少し迷いましたが、思い切って引き受けることにしました。
そして、昨年秋。新年度の予算をまとめるミーティングをしていた時のことです。
いつもより少し早く終わったので、駅前のいつもの店へ向かいました。
いつものようにビールを酌み交わしながら、「どうしよう?こうしようか?」新しい年の事業計画を、ひざを突き合わせて語り合っていました。
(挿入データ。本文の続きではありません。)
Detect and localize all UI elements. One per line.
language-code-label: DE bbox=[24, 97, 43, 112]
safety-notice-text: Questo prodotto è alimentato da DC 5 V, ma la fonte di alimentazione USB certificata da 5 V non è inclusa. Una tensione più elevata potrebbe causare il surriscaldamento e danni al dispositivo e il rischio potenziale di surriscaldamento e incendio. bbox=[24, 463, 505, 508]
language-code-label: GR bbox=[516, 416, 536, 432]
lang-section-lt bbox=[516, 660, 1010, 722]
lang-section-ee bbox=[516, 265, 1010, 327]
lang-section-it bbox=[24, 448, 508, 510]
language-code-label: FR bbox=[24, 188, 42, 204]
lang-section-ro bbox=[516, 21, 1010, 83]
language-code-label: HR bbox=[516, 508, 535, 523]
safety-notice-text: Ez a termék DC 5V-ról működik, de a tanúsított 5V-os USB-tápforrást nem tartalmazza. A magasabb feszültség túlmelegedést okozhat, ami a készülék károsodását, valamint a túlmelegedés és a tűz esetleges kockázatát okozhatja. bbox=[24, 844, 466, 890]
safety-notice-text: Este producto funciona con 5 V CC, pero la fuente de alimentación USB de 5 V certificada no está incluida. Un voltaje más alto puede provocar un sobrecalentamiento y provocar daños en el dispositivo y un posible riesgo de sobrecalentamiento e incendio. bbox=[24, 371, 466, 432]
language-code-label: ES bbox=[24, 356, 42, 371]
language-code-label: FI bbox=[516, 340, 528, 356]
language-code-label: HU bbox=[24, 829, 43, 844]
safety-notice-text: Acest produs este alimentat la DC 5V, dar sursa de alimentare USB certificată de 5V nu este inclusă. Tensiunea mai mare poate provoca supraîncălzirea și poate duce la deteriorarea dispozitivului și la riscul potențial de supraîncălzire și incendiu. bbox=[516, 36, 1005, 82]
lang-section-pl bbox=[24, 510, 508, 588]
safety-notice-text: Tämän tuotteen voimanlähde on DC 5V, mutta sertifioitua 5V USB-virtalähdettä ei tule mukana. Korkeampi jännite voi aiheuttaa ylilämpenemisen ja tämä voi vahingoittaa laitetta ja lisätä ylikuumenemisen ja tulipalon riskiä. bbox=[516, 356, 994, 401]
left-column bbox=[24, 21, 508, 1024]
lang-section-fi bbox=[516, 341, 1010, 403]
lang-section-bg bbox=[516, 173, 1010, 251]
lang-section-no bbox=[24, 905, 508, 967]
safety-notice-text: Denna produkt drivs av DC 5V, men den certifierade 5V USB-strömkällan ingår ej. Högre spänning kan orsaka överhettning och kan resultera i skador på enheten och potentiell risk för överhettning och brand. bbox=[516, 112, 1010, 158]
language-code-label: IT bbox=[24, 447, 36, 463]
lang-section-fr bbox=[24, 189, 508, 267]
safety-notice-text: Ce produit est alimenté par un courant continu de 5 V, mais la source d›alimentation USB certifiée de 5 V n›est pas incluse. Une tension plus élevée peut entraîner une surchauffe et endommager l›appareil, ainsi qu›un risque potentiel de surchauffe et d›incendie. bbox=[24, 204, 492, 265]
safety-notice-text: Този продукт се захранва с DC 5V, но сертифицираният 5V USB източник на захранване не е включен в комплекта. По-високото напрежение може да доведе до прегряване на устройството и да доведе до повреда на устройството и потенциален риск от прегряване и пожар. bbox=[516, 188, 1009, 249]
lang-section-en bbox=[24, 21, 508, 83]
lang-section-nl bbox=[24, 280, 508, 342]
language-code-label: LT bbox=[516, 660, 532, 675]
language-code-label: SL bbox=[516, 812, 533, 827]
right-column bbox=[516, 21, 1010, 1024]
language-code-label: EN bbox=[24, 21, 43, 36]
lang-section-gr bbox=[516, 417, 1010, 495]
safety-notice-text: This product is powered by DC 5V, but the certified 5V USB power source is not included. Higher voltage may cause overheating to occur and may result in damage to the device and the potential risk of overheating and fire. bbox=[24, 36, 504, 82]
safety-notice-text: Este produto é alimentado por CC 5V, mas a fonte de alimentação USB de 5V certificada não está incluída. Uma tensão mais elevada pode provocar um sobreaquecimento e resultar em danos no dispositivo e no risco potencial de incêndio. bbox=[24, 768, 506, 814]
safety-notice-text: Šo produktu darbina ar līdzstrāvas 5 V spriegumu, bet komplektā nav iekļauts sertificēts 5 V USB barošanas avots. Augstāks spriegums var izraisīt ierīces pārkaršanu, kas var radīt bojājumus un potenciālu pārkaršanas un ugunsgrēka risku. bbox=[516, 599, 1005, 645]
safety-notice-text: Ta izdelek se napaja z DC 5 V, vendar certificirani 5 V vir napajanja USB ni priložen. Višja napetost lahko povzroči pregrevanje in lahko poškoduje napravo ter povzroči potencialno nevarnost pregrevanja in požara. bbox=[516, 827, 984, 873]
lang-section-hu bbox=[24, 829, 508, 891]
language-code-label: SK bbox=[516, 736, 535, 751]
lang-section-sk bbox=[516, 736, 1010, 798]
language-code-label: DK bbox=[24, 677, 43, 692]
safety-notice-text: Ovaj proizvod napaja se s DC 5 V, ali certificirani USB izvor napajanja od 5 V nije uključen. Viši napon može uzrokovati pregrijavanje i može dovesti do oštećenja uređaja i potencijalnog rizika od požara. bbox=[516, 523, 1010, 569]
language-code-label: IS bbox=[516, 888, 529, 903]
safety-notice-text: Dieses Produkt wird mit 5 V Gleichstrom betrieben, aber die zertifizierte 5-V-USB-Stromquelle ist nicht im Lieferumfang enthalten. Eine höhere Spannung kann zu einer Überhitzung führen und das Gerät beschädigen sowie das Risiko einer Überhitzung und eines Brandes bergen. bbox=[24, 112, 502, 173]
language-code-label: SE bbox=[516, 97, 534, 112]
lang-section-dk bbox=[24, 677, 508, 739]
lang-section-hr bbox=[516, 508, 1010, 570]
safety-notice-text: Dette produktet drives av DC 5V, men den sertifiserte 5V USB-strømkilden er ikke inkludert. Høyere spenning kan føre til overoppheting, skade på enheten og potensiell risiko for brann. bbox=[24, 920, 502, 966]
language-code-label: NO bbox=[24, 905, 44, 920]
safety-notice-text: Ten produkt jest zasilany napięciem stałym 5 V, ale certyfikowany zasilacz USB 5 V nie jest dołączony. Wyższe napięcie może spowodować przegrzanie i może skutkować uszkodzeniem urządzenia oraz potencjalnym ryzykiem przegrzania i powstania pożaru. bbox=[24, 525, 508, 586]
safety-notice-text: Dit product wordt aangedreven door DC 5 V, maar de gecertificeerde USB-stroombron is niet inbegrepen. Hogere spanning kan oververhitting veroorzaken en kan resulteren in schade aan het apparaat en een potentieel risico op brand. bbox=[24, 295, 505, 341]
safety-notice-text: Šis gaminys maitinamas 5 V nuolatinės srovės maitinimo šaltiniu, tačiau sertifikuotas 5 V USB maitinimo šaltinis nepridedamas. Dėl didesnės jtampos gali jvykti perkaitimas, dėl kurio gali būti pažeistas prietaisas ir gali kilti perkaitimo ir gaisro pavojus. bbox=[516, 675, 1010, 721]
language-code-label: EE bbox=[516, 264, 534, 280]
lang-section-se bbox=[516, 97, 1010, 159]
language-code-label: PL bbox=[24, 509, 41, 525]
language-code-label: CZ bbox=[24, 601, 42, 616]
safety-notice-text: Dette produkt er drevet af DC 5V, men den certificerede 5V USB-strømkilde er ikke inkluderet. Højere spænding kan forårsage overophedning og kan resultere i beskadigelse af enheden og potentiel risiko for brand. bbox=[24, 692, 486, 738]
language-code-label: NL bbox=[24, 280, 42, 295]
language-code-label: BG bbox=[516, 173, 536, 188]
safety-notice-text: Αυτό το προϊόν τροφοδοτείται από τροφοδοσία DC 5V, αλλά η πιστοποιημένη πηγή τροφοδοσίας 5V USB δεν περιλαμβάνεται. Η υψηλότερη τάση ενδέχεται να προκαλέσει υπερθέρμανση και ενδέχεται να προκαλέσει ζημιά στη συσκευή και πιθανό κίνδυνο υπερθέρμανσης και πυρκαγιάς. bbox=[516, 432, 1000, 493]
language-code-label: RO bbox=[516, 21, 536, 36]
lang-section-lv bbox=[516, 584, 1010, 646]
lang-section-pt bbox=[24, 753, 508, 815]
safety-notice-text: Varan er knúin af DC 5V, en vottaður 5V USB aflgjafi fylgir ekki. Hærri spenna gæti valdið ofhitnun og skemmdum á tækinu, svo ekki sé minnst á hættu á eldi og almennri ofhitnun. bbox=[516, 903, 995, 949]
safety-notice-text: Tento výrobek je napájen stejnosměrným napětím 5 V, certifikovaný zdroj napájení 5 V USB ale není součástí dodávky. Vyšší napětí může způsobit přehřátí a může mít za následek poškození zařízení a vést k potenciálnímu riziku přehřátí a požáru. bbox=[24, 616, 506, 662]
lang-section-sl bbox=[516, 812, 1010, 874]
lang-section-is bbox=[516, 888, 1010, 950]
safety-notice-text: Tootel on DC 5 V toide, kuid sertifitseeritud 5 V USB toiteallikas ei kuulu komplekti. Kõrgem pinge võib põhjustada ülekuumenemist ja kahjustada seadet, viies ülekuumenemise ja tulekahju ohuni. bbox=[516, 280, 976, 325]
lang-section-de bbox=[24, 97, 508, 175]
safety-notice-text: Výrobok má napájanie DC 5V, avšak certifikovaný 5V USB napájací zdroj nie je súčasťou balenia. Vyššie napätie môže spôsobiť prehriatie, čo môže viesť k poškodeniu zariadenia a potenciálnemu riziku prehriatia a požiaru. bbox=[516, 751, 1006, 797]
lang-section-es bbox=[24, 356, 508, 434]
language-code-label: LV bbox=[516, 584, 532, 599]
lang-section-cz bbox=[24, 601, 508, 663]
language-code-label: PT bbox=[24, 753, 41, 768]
その晩は、珍しくリーダーシップのスタイルについて話が盛り上がっていいました。
『熊倉さんは、いつも迷った場面で、必ず志の高い道を選びますよね。』
「???」「・・・・・・・・・・・・・・。」私は、目が点になりました。
『志が高い道を・・・・』こんなことを言われたのは、初めてでした。
これまであまり言葉を交わしたことのない後輩でした。
自分のことをそんな風に見てくれている後輩がいる。
そのことに驚きました。
青年会議所で過ごした10年間で、私も少しは成長できていたのかもしれません。
心があれば踏み出せる
20年前の夏、私は大学の野球場で
『おまえの野球には、心がない!』
と言われました。
あのときは、それが何を意味していたのか、まったくわかりませんでした。
でも、今はわかります。
なぜ、私の野球には、心がなかったのか。
どうして、常にスタートは心なのか。
どうやって心の態度、心の意識を高めていくのか。
もしかしたら、まだわかっていないのかもしれません。
でも、わかっていない自分に気づいただけでも、成長だと思っています。
10年前、私は奴奈川青年会議所に入会しました。
いつも競馬にマージャン、パチンコの先輩から「一緒に勉強しよう!」と誘われ、
最初は半信半疑でした。でも、今振り返ればあのときが自分の転機でした。
それから『とにかくまずやってみよう!』と無我夢中で、わけもわからず、ただがむしゃらにやってきました。奴奈川青年会議所で過ごした10年間のすべてが、私にとっては勉強でした。今では、本当によかったと思っています。
これを読んでいるあなたが、新たな一歩を踏み出すことを、心から期待しています。